If you grep the codebase for 'msDS-ResultantPSO', you should find all the places that try to use it. Basically wherever the code checked a password-setting attribute (e.g. like lockOutObservationWindow), we have to check if a PSO applies to that user, and if so then use the PSO attribute (which has a different name, i.e. msDS-LockoutObservationWindow) instead. samdb_result_effective_badPwdCount() is a good example of this.

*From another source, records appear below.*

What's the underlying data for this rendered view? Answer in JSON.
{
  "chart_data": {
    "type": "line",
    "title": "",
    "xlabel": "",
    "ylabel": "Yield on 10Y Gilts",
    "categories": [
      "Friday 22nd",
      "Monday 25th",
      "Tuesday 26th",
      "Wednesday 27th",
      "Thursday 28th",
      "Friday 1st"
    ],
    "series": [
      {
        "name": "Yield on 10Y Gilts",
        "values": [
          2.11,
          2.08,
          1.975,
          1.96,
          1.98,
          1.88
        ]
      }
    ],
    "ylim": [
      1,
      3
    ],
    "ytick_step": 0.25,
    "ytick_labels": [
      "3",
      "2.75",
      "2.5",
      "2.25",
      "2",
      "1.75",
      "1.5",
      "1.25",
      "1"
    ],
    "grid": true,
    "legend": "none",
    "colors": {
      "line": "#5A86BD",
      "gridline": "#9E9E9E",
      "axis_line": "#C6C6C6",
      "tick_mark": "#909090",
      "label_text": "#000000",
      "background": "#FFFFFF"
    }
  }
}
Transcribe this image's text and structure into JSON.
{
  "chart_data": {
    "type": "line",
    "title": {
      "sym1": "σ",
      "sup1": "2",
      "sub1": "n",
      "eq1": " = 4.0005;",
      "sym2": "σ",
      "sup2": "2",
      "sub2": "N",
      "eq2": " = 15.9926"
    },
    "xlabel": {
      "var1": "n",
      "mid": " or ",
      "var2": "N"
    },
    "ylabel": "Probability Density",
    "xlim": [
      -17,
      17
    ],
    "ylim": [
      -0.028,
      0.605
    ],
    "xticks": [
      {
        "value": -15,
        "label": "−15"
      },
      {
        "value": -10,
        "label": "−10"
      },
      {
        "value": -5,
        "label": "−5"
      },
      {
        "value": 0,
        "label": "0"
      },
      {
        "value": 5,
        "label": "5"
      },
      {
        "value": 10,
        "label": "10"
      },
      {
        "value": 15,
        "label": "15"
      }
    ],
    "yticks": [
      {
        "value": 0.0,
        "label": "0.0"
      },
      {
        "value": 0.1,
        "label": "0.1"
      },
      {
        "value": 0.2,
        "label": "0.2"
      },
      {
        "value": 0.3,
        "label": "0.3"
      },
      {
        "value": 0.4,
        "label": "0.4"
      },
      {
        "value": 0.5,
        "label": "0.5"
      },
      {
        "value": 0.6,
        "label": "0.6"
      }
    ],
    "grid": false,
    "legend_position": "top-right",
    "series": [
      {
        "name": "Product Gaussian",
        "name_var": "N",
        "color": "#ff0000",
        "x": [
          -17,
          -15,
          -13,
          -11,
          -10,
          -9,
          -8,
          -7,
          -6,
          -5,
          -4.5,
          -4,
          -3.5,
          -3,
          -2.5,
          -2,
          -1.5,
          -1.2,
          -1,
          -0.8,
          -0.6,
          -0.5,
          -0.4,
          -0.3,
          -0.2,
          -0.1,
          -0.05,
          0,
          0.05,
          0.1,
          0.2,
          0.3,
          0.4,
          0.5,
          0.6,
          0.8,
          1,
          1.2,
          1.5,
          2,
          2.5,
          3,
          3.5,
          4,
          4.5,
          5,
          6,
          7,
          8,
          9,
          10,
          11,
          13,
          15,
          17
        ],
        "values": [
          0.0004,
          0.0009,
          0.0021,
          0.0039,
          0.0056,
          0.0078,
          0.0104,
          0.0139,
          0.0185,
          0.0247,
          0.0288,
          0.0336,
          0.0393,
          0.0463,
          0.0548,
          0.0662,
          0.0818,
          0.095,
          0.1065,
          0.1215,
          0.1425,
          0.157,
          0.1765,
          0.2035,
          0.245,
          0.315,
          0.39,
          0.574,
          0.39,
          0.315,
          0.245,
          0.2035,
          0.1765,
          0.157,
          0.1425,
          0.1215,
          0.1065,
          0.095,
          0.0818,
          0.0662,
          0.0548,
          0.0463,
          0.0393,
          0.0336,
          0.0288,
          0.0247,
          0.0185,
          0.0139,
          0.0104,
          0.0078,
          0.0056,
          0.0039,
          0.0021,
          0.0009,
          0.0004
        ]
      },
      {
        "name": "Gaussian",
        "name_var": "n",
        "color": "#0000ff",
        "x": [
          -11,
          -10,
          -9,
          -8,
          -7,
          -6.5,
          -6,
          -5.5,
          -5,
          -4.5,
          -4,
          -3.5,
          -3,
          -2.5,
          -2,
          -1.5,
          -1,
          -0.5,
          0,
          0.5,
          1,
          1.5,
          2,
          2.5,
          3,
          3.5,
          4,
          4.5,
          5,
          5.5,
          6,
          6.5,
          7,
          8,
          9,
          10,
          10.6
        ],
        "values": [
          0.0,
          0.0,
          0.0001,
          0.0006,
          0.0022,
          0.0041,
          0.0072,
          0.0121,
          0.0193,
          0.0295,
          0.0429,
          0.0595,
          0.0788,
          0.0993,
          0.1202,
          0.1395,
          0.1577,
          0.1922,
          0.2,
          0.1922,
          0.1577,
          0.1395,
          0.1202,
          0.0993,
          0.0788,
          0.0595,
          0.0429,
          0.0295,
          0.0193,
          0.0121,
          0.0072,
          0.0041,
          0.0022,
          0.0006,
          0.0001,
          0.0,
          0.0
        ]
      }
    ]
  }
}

get_pso_data_callback() is also notable, as it overrides the dsdb_user_pwd_settings struct's values (i.e. the domain password-settings) with the PSO's values. This struct gets used (as part of struct dsdb_control_password_change_status) in the password-hash module, to check password change operations.

Reference Docs

  • MS-ADTS documents how the msDS-ResultantPSO is determined (section 3.1.1.4.5.36).
  • MS-SAMR documents how the msDS-ResultantPSO is used to determine the effective password setting that gets applied to a user, i.e. Effective-LockoutThreshold, Effective-MinimumPasswordLength, etc. This is documented in section 3.1.1.5 Password Settings Attributes for Originating Update Constraints, but these Effective-XYZ values get referenced in several other places throughout the document, e.g. when calculating userAccountControl.